Appending to and overwriting a Delta Lake table
This section explains how to append to an exising Delta table and how to overwrite a Delta table.
Delta Lake append transactions
Suppose you have a Delta table with the following contents:
+-------+----------+
| num | letter |
|-------+----------|
| 1 | a |
| 2 | b |
| 3 | c |
+-------+----------+
Append two additional rows of data to the table:
from deltalake import write_deltalake, DeltaTable
df = pd.DataFrame({"num": [8, 9], "letter": ["dd", "ee"]})
write_deltalake("tmp/some-table", df, mode="append")
Here are the updated contents of the Delta table:
+-------+----------+
| num | letter |
|-------+----------|
| 1 | a |
| 2 | b |
| 3 | c |
| 8 | dd |
| 9 | ee |
+-------+----------+
Now let's see how to perform an overwrite transaction.
Delta Lake overwrite transactions
Now let's see how to overwrite the exisitng Delta table.
df = pd.DataFrame({"num": [11, 22], "letter": ["aa", "bb"]})
write_deltalake("tmp/some-table", df, mode="overwrite")

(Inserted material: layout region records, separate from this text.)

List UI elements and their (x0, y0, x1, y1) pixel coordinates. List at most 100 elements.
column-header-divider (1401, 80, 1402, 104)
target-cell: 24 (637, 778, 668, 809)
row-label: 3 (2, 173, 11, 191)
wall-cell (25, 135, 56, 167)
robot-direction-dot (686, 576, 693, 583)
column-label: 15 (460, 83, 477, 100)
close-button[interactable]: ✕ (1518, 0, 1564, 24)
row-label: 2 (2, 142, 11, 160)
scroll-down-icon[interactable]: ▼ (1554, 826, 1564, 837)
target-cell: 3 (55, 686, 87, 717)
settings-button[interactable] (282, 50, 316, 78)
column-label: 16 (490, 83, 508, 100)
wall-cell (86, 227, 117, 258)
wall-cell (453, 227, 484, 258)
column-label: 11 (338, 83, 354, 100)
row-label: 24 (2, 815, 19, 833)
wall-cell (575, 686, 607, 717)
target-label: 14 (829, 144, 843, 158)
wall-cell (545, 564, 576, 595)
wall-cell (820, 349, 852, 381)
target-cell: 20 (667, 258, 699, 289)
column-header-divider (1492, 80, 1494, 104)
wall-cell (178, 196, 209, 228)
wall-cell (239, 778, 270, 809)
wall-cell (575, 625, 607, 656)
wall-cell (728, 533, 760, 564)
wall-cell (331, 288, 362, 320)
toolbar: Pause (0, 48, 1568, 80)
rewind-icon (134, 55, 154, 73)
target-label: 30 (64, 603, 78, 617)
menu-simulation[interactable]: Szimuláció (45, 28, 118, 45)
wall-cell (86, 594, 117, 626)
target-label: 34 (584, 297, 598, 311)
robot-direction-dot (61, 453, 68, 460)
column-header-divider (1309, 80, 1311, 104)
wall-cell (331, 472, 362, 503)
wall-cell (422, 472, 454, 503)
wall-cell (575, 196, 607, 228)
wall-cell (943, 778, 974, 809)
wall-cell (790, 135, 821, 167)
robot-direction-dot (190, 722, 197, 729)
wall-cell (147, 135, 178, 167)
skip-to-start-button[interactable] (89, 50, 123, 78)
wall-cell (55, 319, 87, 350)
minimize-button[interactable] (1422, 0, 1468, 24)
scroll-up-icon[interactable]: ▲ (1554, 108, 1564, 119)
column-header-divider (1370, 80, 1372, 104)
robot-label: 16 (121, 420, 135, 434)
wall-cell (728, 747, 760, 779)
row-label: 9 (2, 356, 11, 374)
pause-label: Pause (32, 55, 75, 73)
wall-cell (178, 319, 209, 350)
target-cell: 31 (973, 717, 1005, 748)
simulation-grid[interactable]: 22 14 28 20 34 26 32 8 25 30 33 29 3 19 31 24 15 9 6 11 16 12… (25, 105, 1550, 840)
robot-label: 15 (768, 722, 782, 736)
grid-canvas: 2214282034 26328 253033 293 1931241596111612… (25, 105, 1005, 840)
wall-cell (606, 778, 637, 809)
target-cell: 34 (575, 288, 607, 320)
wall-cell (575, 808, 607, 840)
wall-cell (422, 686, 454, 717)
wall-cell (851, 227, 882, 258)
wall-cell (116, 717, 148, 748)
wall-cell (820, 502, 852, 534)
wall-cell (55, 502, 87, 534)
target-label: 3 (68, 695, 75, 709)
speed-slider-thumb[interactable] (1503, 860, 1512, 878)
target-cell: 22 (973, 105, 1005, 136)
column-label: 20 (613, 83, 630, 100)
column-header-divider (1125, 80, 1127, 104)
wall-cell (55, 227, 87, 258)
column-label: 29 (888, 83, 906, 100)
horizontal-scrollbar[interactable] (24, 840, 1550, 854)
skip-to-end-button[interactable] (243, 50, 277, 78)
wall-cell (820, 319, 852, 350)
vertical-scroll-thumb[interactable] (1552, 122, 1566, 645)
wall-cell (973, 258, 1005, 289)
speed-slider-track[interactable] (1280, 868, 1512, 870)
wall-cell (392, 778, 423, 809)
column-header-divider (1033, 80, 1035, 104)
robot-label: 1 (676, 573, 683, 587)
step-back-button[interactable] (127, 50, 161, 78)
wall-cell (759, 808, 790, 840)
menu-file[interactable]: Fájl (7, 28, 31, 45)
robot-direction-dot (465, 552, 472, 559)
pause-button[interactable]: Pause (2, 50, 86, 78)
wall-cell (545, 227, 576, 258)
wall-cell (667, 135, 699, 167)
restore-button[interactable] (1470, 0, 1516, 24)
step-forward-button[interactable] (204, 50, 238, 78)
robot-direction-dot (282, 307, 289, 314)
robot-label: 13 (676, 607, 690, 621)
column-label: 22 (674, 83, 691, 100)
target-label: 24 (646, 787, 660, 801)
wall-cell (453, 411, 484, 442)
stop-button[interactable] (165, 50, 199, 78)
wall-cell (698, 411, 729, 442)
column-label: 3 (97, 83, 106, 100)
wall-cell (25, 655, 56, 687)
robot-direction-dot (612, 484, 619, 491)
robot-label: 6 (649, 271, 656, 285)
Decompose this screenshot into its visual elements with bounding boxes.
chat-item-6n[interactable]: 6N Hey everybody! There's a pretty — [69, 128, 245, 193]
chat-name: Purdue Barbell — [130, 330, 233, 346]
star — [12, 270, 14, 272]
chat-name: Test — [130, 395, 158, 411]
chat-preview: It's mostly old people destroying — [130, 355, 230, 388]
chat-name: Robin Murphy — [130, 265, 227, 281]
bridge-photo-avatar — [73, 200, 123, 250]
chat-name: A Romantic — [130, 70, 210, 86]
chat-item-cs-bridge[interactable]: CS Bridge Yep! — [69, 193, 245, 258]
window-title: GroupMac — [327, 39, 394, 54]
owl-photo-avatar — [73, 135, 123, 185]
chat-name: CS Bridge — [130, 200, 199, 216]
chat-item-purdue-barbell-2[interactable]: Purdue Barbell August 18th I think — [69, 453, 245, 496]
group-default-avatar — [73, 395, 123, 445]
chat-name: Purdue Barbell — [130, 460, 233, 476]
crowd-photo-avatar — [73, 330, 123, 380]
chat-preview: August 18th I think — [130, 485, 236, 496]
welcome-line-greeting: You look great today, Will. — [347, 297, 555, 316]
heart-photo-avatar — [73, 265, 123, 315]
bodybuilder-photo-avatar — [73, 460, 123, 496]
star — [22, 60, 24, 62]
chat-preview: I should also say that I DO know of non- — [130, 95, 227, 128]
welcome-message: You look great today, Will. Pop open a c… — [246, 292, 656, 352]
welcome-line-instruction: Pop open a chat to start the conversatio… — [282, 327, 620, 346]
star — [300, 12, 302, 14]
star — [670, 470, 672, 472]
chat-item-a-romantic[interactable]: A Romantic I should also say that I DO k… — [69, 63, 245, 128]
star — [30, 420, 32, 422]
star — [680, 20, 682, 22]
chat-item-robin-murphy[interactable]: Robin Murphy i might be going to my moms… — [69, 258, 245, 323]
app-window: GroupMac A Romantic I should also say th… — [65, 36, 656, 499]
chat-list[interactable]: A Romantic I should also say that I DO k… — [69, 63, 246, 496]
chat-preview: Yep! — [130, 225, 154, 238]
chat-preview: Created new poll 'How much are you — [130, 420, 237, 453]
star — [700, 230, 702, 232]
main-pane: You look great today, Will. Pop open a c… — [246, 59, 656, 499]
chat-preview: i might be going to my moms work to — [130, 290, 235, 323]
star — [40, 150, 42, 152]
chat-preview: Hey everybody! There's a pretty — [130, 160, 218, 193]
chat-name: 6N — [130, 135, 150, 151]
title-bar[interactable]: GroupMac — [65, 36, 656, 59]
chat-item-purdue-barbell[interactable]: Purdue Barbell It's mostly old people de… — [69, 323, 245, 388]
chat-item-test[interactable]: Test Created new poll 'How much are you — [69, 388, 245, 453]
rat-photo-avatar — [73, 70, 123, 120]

Here are the contents of the Delta table after the overwrite operation:
+-------+----------+
| num | letter |
|-------+----------|
| 11 | aa |
| 22 | bb |
+-------+----------+
Overwriting just performs a logical delete. It doesn't physically remove the previous data from storage. Time travel back to the previous version to confirm that the old version of the table is still accessable.